Il primo, nato a Duisburg durante la militanza del padre nella società tedesca, ha giocato da attaccante in Australia e nelle serie minori di Germania, Croazia ed Olanda.
Recentemente il buon Eddie è stato consulente tecnico del North Geelong Warriors FC, dando così una mano al club che lo ha lanciato da giovanissimo e che gli ha offerto anche la panchina, tempo dopo.
L’importanza di Eddie Krncevic nel calcio australiano, come detto, è stata oltremodo ragguardevole.

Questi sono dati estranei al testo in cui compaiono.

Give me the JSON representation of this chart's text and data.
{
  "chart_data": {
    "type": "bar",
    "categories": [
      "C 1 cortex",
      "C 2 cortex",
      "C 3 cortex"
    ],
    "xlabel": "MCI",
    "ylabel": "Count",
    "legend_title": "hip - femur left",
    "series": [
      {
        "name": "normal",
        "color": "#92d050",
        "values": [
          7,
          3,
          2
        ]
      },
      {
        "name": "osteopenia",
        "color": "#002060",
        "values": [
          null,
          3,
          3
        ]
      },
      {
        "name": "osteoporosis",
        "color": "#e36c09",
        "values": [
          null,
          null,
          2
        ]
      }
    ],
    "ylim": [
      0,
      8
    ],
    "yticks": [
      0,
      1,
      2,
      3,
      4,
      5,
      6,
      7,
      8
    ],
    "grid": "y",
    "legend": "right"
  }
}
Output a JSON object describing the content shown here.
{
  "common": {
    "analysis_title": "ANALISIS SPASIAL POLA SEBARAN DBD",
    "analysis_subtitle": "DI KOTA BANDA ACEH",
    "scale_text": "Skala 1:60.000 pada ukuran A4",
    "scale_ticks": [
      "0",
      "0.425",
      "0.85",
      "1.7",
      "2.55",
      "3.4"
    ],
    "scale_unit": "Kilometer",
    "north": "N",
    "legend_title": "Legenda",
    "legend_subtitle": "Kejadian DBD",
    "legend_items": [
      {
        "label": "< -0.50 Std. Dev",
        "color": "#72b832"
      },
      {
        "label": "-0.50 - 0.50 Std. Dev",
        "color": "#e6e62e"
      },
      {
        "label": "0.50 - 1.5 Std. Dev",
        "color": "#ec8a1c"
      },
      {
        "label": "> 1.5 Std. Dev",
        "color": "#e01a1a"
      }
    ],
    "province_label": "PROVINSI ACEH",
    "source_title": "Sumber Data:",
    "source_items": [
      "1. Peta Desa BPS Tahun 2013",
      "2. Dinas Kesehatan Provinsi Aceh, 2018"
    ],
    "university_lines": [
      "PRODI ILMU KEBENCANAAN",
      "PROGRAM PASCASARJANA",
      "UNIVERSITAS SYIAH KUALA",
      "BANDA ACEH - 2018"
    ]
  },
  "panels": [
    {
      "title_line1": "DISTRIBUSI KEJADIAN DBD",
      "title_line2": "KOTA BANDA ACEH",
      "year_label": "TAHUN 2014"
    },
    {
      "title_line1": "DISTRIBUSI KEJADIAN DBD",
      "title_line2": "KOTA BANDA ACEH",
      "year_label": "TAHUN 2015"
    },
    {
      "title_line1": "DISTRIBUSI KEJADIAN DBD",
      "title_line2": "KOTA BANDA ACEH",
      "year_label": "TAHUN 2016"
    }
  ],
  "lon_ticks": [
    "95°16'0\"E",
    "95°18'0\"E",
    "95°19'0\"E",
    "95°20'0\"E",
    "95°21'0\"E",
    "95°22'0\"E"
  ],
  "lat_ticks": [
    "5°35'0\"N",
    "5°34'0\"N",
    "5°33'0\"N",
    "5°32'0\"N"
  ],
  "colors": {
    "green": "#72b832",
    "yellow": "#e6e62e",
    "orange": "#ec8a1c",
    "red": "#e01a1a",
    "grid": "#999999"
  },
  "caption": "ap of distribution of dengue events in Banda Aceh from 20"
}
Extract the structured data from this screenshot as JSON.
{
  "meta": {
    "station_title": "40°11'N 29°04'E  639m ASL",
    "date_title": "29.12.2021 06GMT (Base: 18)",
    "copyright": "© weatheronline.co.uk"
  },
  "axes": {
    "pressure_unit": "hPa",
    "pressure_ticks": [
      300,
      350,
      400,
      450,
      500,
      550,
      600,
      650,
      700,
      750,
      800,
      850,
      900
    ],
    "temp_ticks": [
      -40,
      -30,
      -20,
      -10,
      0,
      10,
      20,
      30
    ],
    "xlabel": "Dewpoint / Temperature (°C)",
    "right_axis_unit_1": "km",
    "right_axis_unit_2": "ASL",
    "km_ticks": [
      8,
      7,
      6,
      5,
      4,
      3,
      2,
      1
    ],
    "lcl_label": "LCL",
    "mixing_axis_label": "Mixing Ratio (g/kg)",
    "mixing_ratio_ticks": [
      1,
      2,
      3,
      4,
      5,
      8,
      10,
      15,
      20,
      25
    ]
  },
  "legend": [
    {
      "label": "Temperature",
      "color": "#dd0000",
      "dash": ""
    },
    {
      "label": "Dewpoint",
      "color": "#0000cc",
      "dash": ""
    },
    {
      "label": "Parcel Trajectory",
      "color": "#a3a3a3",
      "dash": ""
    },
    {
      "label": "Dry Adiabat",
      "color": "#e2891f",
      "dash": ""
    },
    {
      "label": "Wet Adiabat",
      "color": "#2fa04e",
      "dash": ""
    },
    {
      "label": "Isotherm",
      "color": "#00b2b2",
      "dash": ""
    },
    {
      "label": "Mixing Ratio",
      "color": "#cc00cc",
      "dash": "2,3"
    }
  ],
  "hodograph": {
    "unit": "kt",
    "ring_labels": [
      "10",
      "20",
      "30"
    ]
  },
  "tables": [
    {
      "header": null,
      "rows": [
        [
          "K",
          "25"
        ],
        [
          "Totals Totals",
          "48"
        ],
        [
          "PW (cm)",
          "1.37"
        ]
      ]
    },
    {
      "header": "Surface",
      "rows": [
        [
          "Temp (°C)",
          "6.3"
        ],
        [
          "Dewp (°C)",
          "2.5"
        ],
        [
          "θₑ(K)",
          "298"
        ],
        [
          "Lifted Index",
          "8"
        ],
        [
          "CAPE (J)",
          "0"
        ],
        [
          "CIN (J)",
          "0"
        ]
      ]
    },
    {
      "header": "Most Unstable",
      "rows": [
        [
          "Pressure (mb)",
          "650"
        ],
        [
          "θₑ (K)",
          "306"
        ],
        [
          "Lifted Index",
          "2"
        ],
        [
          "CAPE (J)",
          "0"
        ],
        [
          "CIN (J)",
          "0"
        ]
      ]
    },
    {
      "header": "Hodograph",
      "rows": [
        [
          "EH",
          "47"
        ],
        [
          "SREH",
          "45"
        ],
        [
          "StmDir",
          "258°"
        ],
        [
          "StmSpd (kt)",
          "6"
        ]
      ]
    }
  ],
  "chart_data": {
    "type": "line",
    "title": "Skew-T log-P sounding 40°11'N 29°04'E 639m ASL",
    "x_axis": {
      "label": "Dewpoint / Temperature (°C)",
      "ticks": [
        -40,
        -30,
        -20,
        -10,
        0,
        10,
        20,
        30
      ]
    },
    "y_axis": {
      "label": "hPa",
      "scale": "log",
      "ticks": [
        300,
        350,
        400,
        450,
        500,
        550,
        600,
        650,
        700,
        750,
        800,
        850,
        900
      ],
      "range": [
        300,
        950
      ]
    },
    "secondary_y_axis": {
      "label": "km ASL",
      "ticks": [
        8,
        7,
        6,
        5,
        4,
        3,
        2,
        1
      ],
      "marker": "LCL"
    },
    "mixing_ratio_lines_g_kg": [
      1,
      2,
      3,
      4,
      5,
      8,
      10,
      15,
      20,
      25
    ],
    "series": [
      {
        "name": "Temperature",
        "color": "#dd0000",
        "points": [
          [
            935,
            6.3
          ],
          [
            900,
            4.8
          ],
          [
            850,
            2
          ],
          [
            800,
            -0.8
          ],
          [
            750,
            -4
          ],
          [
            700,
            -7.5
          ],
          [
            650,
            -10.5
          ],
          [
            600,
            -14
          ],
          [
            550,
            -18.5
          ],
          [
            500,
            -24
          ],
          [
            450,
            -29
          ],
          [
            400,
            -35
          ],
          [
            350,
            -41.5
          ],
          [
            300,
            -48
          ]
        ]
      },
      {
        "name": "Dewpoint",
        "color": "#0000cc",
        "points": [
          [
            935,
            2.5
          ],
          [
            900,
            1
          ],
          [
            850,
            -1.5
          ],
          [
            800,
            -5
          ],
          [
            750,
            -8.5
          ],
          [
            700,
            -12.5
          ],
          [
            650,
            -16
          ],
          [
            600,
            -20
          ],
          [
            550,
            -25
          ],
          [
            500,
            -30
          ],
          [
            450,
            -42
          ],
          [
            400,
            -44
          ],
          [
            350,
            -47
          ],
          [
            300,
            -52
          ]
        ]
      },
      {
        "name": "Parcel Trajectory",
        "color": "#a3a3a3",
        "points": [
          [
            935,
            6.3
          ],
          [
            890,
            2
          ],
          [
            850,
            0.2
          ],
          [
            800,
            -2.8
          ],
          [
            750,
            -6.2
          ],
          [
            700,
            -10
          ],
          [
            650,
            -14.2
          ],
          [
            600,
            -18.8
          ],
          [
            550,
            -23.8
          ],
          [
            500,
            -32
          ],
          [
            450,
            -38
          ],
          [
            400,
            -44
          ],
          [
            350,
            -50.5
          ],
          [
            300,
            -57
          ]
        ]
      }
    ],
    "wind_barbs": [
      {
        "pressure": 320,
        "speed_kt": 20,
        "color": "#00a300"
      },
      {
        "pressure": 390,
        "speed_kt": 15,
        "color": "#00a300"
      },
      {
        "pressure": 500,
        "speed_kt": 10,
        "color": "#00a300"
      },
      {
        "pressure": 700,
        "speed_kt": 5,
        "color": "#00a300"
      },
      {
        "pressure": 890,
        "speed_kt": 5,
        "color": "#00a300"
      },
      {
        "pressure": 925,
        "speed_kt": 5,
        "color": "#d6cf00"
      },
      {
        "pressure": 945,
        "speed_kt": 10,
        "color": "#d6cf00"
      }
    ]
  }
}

Oltre ad aver fatto praticamente da apripista per coloro che dagli anni ottanta in avanti hanno tentato di avere successo in Europa partendo dall’Oceania, Eddie è stato sempre disponibile nel dispensare validi consigli e nell’offrire disponibilità a chiunque lo cercasse per condividere esperienze e sensazioni a riguardo della sua carriera e dei paesi nei quali si è professionalmente esibito.
Un attaccante vecchio stampo, grintoso ed affidabile.
Che soprattutto nei suoi momenti all’Anderlecht si è imposto come uno dei cecchini più forti del torneo belga.
Non un fuoriclasse, ci mancherebbe.
Ma iconico sì, senza alcun dubbio.
Molto iconico.
Eddie Krncevic: il canguro che segna.